I have written small VB app that reads in the messages from the template file and allows the administrator to rapidly modify that content, then storing a modified template with the new messages in it. This works fine.

Then, once the changes are complete, the admin has to open DW, open the template and make a micro edit (add a space for example) save it, perform an update and finally full site sync to make the changes take effect.

I'd *really *like to include these DW steps in the VB as command line statements if possible, so the VB is a one stop shop for these message changes.

So, the command line processes must:

- update all files that are dependant on a specified template
- perform a sync of the whole site

Is this possible? Does DW support any command line switches?

Chris


----------



## colinsp (Sep 5, 2007)

I don't believe that DW has any command line switches BUT someone may know better.

This seems to me to be a very complex way of doing what you want. I would have thought that it would be easier and more robust to do this in a serverside language such as PHP. You could store the message in a separate file and have a simple editing window with administrator only access that would add the new content to the file. You could hard code the critical elements in the php code and your admin would just type in the non critical elements. 

IMHO as this is a dynamic element it should not be included in a DW template.


----------



## Chris_E (Feb 16, 2006)

Hi colinsp

Many thanks for your feedback.

I like the idea you have about php but have zero knowlege of the language so wouldn't know where to start on that one.

If anyone would care to help on the code, I'll be truly grateful!

Chris


----------



## colinsp (Sep 5, 2007)

Chris_E,

Sorry I am a noob at php, I have managed to do something similar for one of my sites which is to allow a 'publicity officer' to update a text portion on the opening page of a website, the remainder of the page he cannot touch. This is not your scrolling banner though unfortunately.

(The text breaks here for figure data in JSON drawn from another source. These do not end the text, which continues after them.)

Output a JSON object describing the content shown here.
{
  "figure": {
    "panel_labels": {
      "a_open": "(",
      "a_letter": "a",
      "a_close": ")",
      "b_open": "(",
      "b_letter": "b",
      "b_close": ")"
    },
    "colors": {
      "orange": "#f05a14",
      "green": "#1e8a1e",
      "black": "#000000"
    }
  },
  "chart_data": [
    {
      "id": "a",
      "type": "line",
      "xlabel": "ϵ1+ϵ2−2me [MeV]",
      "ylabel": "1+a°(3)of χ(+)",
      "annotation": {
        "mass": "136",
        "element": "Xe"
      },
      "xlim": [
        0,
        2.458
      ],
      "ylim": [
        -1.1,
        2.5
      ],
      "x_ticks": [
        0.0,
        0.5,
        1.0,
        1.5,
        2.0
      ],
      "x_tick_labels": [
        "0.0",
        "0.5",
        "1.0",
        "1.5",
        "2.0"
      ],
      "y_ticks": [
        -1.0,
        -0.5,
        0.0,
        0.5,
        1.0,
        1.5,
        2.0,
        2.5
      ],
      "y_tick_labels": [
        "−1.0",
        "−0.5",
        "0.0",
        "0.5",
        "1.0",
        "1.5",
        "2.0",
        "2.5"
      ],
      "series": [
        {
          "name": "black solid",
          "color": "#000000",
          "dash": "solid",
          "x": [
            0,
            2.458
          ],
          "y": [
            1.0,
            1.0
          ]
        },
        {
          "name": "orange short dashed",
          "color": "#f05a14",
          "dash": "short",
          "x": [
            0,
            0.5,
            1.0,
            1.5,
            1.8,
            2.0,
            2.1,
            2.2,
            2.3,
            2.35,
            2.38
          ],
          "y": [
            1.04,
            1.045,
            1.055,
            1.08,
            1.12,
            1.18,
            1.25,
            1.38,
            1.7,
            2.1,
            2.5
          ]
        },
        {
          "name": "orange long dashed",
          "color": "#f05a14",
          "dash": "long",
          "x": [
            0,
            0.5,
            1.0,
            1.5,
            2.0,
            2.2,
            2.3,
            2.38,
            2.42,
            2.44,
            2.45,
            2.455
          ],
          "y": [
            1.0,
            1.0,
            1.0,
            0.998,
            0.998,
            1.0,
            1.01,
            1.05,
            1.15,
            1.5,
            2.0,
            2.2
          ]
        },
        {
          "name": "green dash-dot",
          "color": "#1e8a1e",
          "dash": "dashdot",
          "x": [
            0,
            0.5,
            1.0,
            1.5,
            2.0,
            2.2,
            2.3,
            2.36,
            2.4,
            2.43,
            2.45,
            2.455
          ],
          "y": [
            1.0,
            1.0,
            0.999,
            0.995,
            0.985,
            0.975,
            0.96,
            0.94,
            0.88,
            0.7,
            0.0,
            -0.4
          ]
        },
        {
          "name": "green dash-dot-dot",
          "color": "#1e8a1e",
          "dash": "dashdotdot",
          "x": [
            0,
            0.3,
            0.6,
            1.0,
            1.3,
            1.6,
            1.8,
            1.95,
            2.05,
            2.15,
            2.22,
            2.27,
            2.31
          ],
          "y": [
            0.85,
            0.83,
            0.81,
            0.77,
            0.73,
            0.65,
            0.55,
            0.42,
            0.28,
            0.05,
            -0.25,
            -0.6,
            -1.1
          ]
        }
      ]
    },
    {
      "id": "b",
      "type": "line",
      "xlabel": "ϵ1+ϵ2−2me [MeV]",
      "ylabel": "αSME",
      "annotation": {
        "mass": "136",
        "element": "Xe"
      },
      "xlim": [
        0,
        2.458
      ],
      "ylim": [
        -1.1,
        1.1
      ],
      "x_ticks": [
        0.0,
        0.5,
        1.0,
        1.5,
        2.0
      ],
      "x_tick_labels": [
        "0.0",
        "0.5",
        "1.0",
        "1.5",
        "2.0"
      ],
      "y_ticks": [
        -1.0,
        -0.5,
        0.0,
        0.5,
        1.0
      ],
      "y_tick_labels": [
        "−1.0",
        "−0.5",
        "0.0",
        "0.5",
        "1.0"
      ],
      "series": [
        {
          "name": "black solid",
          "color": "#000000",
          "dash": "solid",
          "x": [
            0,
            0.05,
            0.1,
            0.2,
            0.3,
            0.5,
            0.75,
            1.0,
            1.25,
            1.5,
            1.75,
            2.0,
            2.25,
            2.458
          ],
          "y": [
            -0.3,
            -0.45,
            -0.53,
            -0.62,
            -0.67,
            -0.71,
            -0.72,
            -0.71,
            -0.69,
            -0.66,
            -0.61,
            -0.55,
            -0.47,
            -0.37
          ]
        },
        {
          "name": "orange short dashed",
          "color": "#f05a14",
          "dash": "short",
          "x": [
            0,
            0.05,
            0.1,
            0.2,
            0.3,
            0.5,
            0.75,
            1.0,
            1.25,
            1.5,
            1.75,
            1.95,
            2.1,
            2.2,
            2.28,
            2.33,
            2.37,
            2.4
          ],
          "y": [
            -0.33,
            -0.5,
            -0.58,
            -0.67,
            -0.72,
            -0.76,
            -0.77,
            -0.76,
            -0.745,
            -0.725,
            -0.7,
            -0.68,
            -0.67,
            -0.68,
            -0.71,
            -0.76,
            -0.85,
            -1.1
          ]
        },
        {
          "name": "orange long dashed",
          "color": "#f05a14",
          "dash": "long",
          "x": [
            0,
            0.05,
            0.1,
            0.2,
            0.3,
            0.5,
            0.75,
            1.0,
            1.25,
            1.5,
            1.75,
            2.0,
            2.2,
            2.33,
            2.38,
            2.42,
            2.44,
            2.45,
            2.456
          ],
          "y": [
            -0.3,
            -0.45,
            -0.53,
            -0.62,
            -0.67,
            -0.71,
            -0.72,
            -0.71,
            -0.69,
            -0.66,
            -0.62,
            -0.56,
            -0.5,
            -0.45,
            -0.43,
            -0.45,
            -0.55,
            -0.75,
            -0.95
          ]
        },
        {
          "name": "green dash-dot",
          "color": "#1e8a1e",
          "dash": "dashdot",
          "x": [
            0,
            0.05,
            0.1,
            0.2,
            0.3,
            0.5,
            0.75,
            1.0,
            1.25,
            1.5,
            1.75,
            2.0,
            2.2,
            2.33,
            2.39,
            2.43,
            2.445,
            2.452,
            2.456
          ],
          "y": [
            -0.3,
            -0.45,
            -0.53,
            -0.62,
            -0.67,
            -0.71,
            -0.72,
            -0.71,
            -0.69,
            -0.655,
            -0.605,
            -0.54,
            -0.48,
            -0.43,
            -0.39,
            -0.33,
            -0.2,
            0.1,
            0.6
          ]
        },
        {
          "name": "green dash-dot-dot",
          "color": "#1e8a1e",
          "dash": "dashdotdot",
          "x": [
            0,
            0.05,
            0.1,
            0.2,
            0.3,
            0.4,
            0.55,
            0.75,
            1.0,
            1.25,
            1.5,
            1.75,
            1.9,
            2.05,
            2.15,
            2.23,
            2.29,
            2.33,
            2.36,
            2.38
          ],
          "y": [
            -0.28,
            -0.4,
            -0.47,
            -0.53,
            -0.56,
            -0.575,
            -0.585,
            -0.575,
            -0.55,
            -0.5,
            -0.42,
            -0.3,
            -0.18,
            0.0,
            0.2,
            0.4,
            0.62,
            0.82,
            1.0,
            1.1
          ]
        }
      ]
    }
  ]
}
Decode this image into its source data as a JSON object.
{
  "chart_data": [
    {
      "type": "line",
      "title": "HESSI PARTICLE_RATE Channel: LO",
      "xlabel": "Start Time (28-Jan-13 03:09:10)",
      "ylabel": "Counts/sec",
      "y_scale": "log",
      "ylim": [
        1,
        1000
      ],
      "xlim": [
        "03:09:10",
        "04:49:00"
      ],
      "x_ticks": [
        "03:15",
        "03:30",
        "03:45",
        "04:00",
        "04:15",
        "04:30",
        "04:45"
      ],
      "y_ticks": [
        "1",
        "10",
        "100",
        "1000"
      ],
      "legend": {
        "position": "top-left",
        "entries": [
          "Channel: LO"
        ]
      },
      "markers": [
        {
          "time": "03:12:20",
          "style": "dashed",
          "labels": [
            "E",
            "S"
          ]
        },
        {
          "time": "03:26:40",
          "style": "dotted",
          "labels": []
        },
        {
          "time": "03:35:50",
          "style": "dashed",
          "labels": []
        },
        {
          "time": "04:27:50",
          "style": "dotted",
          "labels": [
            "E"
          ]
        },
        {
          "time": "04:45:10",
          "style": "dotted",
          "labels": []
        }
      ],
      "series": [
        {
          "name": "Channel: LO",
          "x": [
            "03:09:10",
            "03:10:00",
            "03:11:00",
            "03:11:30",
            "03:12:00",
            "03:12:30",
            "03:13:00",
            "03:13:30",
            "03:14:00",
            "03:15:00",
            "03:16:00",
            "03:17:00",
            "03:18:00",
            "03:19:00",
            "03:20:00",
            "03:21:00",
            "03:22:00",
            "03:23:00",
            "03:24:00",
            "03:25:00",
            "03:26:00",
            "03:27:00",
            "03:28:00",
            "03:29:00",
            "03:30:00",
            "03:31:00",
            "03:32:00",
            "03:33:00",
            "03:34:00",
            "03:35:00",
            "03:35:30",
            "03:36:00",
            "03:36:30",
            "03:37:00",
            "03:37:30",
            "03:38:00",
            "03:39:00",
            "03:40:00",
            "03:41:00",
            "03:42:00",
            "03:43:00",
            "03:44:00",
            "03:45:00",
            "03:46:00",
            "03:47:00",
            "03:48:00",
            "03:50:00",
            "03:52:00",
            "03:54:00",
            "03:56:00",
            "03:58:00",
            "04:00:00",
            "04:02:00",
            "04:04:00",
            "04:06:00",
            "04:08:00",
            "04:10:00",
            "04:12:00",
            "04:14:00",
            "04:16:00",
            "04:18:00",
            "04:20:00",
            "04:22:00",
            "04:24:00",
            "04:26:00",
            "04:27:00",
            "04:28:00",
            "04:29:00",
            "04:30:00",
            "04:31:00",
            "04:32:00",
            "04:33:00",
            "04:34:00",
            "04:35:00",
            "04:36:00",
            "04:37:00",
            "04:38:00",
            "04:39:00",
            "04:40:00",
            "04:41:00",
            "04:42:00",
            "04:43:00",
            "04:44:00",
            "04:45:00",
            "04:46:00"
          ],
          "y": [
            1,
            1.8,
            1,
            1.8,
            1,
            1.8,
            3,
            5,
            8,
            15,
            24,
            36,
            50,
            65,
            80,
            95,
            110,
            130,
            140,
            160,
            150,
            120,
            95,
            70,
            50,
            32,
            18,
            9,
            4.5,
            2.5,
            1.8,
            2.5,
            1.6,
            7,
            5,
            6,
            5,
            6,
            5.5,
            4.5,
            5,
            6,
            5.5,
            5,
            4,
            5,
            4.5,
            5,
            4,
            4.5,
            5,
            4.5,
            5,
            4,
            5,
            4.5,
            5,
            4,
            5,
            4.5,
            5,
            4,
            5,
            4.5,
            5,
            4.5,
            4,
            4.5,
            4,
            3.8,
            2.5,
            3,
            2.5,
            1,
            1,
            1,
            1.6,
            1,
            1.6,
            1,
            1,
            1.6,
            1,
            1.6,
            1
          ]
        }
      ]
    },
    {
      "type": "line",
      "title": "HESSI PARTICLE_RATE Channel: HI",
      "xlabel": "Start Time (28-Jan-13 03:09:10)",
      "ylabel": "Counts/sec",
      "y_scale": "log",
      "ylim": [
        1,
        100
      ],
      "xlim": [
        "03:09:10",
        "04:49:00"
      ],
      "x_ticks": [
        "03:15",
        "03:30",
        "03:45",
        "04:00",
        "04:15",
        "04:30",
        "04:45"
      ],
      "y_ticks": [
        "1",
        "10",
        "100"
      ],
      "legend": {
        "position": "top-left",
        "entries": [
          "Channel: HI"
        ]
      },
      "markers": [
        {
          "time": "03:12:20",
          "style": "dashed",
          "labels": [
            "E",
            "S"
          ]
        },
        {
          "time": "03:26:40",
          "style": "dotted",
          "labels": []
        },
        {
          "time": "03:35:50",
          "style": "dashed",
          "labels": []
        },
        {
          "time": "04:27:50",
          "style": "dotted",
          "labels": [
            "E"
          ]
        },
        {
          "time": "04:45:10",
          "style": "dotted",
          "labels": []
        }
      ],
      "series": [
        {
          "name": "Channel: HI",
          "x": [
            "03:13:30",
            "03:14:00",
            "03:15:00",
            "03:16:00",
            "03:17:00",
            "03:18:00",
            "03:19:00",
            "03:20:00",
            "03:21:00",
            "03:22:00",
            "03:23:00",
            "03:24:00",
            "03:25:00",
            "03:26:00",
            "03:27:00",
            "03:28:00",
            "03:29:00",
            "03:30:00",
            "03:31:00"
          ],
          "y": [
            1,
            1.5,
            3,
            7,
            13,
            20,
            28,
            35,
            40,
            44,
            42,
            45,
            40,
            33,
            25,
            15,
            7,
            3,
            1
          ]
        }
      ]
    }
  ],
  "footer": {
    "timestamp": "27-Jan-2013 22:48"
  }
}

It may be worth looking at something like lilcms which is what I used and I added tinymce to it and I now see that the developers have done that.

I added a login form to the front of this to restrict access to only the appropriate person. I used a sample of code from here to achieve this.

This generates a text file that you can do anything with and you may be able to use it to drive your banner. The help and tutorails on these sites got me something up and running that meets our needs. It may be worth a bit of time experimenting.


----------



## Chris_E (Feb 16, 2006)

That's really helpful stuff Colin, thanks!

I will look into them and see how far I get.

best regards

Chris


----------